As well as the politicians, the backroom bureaucrats are missing the point about leaving the EU. I spoke to several top members of HM Customs and Excise who are off to Luxembourg this week to unravel hundreds of pages of trade agreements before they can restart the process of renegotiation. I asked them why we are not just scrapping all trade agreements which interfere with price or quantity and why we are not offering free trade across the world. Starting with a clean slate will allow us to deal, case by case, with any problems that manifest themselves. There was a stunned silence. This approach could apply equally to all EU countries with whom we will continue to trade freely and if the EU does not want to play the free trade game then they need to look at the cautionary tale below.

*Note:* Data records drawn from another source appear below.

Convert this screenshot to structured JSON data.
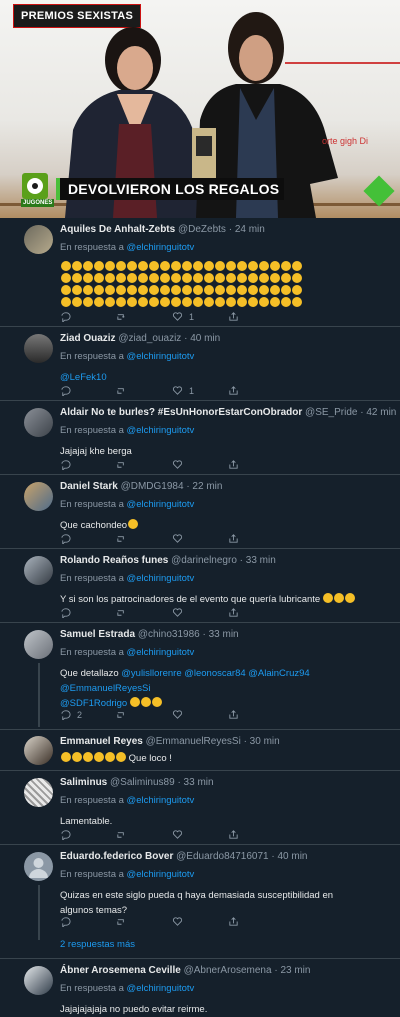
{
  "hero": {
    "badge": "PREMIOS SEXISTAS",
    "ticker": "DEVOLVIERON LOS REGALOS",
    "logo_label": "JUGONES",
    "sponsor": "orte  gigh  Di"
  },
  "icons": [
    "reply-icon",
    "retweet-icon",
    "like-icon",
    "share-icon"
  ],
  "colors": {
    "background": "#15202b",
    "link": "#1d9bf0",
    "muted": "#8b98a5",
    "divider": "#38444d"
  },
  "tweets": [
    {
      "name": "Aquiles De Anhalt-Zebts",
      "handle": "@DeZebts",
      "time": "· 24 min",
      "reply_prefix": "En respuesta a",
      "reply_to": "@elchiringuitotv",
      "emoji_rows": [
        22,
        22,
        22,
        22
      ],
      "likes": "1"
    },
    {
      "name": "Ziad Ouaziz",
      "handle": "@ziad_ouaziz",
      "time": "· 40 min",
      "reply_prefix": "En respuesta a",
      "reply_to": "@elchiringuitotv",
      "text": "@LeFek10",
      "likes": "1"
    },
    {
      "name": "Aldair No te burles? #EsUnHonorEstarConObrador",
      "handle": "@SE_Pride",
      "time": "· 42 min",
      "reply_prefix": "En respuesta a",
      "reply_to": "@elchiringuitotv",
      "text": "Jajajaj khe berga"
    },
    {
      "name": "Daniel Stark",
      "handle": "@DMDG1984",
      "time": "· 22 min",
      "reply_prefix": "En respuesta a",
      "reply_to": "@elchiringuitotv",
      "text": "Que cachondeo"
    },
    {
      "name": "Rolando Reaños funes",
      "handle": "@darinelnegro",
      "time": "· 33 min",
      "reply_prefix": "En respuesta a",
      "reply_to": "@elchiringuitotv",
      "text": "Y si son los patrocinadores de el evento que quería lubricante"
    },
    {
      "name": "Samuel Estrada",
      "handle": "@chino31986",
      "time": "· 33 min",
      "reply_prefix": "En respuesta a",
      "reply_to": "@elchiringuitotv",
      "text_prefix": "Que detallazo",
      "mentions": "@yulisllorenre @leonoscar84 @AlainCruz94 @EmmanuelReyesSi",
      "mentions2": "@SDF1Rodrigo",
      "replies": "2"
    },
    {
      "name": "Emmanuel Reyes",
      "handle": "@EmmanuelReyesSi",
      "time": "· 30 min",
      "text": "Que loco !"
    },
    {
      "name": "Saliminus",
      "handle": "@Saliminus89",
      "time": "· 33 min",
      "reply_prefix": "En respuesta a",
      "reply_to": "@elchiringuitotv",
      "text": "Lamentable."
    },
    {
      "name": "Eduardo.federico Bover",
      "handle": "@Eduardo84716071",
      "time": "· 40 min",
      "reply_prefix": "En respuesta a",
      "reply_to": "@elchiringuitotv",
      "text": "Quizas en este siglo pueda q haya demasiada susceptibilidad en algunos temas?",
      "more": "2 respuestas más"
    },
    {
      "name": "Ábner Arosemena Ceville",
      "handle": "@AbnerArosemena",
      "time": "· 23 min",
      "reply_prefix": "En respuesta a",
      "reply_to": "@elchiringuitotv",
      "text": "Jajajajajaja no puedo evitar reirme."
    }
  ]
}
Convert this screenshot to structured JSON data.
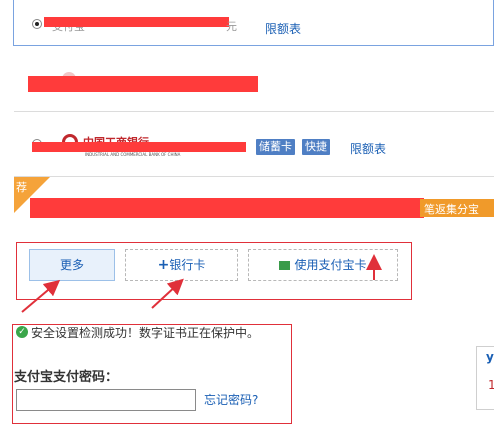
{
  "bank_list": {
    "row1_limit_link": "限额表",
    "row1_partial_text": "支付宝",
    "row1_partial_end": "元",
    "row3_bank_name": "中国工商银行",
    "row3_bank_sub": "INDUSTRIAL AND COMMERCIAL BANK OF CHINA",
    "row3_tag_debit": "储蓄卡",
    "row3_tag_express": "快捷",
    "row3_limit_link": "限额表",
    "row4_badge": "荐",
    "row4_promo": "笔返集分宝"
  },
  "payment_buttons": {
    "more": "更多",
    "bank_card_icon": "+",
    "bank_card": "银行卡",
    "use_alipay_card": "使用支付宝卡"
  },
  "security": {
    "status_text": "安全设置检测成功！数字证书正在保护中。",
    "password_label": "支付宝支付密码：",
    "forgot_password": "忘记密码?"
  },
  "side": {
    "top_char": "y",
    "bottom_char": "1"
  },
  "colors": {
    "redaction": "#ff3b3b",
    "link": "#1a5fb4",
    "tag_bg": "#4f7fc4",
    "badge": "#f5a33a",
    "promo_bg": "#f09a2a",
    "annotation": "#e0303a"
  }
}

- The chocolate, cheese and wine myth.
Today Nick Clegg has pointed out that the price of EU cheese, chocolate and wine will soar if we go for a “Hard Brexit”. I think we need to ask the consumer about this. As there are many substitutes for EU cheese I can see a win/win for the UK cheesemakers. Wines from around the world including England are as good if not superior to EU wines and Swiss chocolate is my favourite. So what will actually happen is that EU producers will be forced out of the UK market or they will have to absorb the tariff. EU producers will in turn put pressure on the EU policymakers to remove all tariffs as the only people who lose in this situation are producers in EU countries.
- The falling value of sterling myth.
Remove all the noise about Brexit and it has been clear for some time that sterling is destined to fall and continue falling in value. I explained this before Brexit in my blog “Current account deficit on the balance of payments is the most damming statistic”. At present this deficit is 7.6% of our GDP and the market will bring down the value of the currency, as did the lowering of Bank Rate by the Bank of England, until our export prices are sufficiently low and import prices sufficiently high to rebalance our external account. Daily fluctuations are determined by rumour, manipulation and misinterpretation of current statistics. However in the long run it is the current balance deficit that points the currency in a downward direction and the sooner it happens the quicker the problem is resolved. If fear pushed the currency lower quicker after Brexit then we need to look upon this as good news.
- A Brexit induced rise in inflation myth.
As Friedman said inflation is always and everywhere a monetary phenomenon. Inflation is more units of a currency used in the same number of transactions. A falling pound, rising import prices, higher food or oil prices only change relative prices. For the average level of prices to rise there must have been a preceding growth in monetary demand. The prices described above are only symptoms of the inflation caused by the Bank of England`s monetary policy more than a year ago.
- Brexit and the Stock Market boom myth.
Brexiteers have claimed the Stock Market boom as a success but, as much as I would like to, the real advantages to economic growth of Brexit are sometime ahead. Asset prices hitting a peak is just the inverse relationship between interest rates and asset values. The Bank of England lowering interest rates has caused asset prices to rise and it will be reversed when interest rates start to rise. Brexit has had nothing to do with asset bubbles they are the result of a misguided Central Bank policy as I explained on my blog in “A reappraisal of interest rates and market interest rates”
So the good news is that there is no bad news since we voted to Brexit and the sooner we stop talking about it and trigger a soft exit the better for the future of the UK economy and its people.